Ça monte, ça monte encore, et quand tu penses être arrivée au sommet… ça monte toujours!

À Barcelone, nous avons découvert une nouvelle loi de la géographie :
👉 Si tu marches et que ça monte, tu vas vers la montagne.
👉 Si tu descends, tu vas vers la mer.
👉 Si tu ne sais plus si tu montes ou si tu descends, c’est probablement parce que tes jambes ne répondent plus.

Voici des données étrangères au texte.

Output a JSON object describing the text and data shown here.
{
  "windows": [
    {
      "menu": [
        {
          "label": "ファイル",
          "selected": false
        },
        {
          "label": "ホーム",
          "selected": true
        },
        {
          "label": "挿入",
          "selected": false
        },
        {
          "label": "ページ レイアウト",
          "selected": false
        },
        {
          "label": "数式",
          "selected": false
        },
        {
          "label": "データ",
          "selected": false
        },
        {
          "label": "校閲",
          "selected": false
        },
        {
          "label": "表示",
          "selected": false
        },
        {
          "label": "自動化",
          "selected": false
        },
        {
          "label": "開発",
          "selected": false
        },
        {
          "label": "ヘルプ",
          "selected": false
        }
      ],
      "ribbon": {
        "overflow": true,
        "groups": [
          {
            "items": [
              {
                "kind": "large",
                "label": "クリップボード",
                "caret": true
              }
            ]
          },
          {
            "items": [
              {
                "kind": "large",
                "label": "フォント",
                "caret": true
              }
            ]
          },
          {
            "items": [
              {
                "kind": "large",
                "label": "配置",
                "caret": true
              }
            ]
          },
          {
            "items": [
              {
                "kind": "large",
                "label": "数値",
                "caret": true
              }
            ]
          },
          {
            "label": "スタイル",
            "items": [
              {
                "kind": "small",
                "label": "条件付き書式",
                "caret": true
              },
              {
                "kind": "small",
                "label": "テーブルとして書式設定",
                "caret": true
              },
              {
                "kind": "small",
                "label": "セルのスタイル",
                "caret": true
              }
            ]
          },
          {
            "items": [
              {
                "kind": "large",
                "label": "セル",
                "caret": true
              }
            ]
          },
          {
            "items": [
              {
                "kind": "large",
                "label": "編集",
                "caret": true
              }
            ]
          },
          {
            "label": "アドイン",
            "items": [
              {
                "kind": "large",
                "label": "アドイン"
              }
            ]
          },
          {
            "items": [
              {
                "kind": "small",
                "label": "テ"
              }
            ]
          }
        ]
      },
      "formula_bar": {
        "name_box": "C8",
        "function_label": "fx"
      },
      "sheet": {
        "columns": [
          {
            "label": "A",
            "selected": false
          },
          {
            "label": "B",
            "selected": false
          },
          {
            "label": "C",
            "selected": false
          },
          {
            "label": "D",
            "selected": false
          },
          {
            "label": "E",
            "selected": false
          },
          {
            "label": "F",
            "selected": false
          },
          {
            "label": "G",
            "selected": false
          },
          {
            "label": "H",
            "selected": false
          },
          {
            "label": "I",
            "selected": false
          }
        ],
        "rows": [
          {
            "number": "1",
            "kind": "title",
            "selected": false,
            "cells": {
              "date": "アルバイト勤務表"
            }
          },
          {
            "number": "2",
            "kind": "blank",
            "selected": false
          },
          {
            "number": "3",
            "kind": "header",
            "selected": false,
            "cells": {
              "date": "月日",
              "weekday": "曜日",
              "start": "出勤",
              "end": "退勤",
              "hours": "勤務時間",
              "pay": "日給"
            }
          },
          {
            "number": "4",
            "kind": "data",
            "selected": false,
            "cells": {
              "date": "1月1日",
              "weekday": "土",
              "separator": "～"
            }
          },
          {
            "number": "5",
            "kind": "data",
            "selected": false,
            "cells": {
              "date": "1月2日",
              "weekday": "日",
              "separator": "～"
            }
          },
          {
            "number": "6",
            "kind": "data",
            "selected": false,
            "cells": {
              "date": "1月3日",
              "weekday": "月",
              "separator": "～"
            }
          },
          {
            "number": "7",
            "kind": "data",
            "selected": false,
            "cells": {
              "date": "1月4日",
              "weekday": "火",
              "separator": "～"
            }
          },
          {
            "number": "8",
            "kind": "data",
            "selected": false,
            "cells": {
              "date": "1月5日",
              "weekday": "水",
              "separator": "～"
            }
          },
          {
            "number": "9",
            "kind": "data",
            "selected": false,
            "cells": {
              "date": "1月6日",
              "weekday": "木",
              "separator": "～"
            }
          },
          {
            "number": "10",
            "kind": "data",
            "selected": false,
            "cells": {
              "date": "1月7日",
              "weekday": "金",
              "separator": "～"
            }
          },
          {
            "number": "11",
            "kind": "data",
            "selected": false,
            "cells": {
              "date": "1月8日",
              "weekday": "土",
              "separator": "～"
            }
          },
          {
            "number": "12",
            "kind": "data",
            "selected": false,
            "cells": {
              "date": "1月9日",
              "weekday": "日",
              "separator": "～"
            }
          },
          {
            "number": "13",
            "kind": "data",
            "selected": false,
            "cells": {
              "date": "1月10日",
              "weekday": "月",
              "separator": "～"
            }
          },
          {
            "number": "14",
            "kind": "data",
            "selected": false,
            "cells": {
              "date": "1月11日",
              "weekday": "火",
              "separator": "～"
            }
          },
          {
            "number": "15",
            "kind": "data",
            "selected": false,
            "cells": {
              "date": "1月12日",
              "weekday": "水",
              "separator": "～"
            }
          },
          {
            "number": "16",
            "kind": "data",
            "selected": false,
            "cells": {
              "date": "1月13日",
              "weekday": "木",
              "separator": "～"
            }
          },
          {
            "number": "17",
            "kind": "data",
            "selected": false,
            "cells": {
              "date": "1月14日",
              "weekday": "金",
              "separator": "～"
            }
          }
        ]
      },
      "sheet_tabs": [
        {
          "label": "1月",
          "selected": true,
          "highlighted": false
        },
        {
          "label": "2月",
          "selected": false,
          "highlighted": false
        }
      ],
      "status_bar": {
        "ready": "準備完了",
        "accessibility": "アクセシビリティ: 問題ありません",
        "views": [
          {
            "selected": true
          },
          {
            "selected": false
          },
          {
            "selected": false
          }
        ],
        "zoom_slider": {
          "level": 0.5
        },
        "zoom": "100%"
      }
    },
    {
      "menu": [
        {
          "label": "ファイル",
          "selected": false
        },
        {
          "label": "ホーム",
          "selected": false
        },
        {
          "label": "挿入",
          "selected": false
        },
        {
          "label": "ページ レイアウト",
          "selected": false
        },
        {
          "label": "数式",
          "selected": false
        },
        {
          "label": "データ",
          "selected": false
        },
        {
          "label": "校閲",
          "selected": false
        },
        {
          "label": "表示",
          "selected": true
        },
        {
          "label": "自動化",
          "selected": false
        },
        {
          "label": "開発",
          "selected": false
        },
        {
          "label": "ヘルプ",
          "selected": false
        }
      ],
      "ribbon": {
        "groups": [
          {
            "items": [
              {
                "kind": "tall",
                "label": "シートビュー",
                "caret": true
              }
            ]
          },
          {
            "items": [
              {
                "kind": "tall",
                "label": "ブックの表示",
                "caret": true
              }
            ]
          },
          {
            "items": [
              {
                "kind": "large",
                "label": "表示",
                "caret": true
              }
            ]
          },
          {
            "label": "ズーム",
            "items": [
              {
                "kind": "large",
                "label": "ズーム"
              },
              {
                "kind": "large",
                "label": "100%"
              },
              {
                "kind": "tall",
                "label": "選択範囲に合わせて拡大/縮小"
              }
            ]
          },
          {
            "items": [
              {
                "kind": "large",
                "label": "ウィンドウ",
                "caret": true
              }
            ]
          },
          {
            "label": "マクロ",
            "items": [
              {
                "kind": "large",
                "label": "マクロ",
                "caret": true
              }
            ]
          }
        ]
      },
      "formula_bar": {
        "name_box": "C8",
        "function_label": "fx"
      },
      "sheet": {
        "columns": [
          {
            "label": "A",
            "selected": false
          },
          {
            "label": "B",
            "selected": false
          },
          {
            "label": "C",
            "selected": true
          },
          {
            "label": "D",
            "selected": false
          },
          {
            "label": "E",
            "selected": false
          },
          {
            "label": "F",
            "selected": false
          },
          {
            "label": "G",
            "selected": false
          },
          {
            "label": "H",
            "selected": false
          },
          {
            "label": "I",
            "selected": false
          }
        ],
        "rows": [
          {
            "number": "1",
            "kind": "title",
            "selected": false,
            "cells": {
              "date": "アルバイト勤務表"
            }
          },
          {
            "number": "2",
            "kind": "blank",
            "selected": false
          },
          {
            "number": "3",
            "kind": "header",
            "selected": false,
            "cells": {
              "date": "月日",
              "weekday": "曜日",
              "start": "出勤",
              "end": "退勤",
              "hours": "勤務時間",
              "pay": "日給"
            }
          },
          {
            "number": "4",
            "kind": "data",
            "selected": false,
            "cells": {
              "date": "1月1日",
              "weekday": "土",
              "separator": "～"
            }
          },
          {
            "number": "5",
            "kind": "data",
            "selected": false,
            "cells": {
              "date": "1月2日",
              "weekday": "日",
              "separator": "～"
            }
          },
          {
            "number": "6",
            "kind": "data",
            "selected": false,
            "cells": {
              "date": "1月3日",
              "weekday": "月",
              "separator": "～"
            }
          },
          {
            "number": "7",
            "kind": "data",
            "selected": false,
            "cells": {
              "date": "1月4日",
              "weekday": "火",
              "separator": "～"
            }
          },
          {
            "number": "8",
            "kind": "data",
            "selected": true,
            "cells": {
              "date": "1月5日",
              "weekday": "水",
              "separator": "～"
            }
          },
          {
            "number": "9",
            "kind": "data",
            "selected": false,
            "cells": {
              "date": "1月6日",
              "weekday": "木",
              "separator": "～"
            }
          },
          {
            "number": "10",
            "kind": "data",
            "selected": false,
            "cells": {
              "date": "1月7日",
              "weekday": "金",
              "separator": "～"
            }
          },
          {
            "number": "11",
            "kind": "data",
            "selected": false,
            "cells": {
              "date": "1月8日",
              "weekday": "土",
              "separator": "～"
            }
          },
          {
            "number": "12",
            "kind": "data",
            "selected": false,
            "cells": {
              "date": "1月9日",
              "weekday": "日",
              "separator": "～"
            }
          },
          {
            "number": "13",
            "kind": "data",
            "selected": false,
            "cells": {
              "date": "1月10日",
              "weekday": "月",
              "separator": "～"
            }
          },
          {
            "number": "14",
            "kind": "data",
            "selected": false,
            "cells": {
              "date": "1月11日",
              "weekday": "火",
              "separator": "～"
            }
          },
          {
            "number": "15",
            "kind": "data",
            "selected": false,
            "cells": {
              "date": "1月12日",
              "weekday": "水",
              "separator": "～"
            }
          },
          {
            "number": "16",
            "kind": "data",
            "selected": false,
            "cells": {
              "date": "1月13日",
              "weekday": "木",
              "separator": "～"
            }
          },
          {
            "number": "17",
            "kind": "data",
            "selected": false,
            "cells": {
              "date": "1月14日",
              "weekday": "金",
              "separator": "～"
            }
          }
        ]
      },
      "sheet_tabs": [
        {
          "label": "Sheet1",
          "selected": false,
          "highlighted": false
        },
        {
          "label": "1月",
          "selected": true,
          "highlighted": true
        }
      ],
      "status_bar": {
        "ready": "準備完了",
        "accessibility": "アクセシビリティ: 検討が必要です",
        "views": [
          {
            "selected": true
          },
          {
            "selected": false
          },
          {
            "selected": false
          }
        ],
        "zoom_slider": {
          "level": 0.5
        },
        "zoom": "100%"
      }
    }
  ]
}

Et évidemment, le soleil avait décidé de participer à l’expédition. Il tapait fort, très fort. Pas de chapeaux et nos cous et nos nez commençaient tranquillement à prendre une magnifique teinte tomate catalane. Puis, comme si nos jambes n’avaient pas déjà assez travaillé, nous avons fait deux heures d’autobus touristique, installées au deuxième étage, en plein soleil de midi. Résultat : nous avons maintenant un bronzage très particulier. Le visage, le cou et le nez ont participé. Le reste du corps a refusé.

Mais malgré tout, quelle belle journée!

Bilan officiel : 13 800 pas, avec un dénivelé équivalant à environ 70 étages.

Alors, si nos jambes sont raides ce soir, ce n’est pas parce qu’on vieillit.

C’est parce qu’on fait du tourisme de haute performance.

Après tout, certaines personnes visitent Barcelone.
Nous, on l’escalade.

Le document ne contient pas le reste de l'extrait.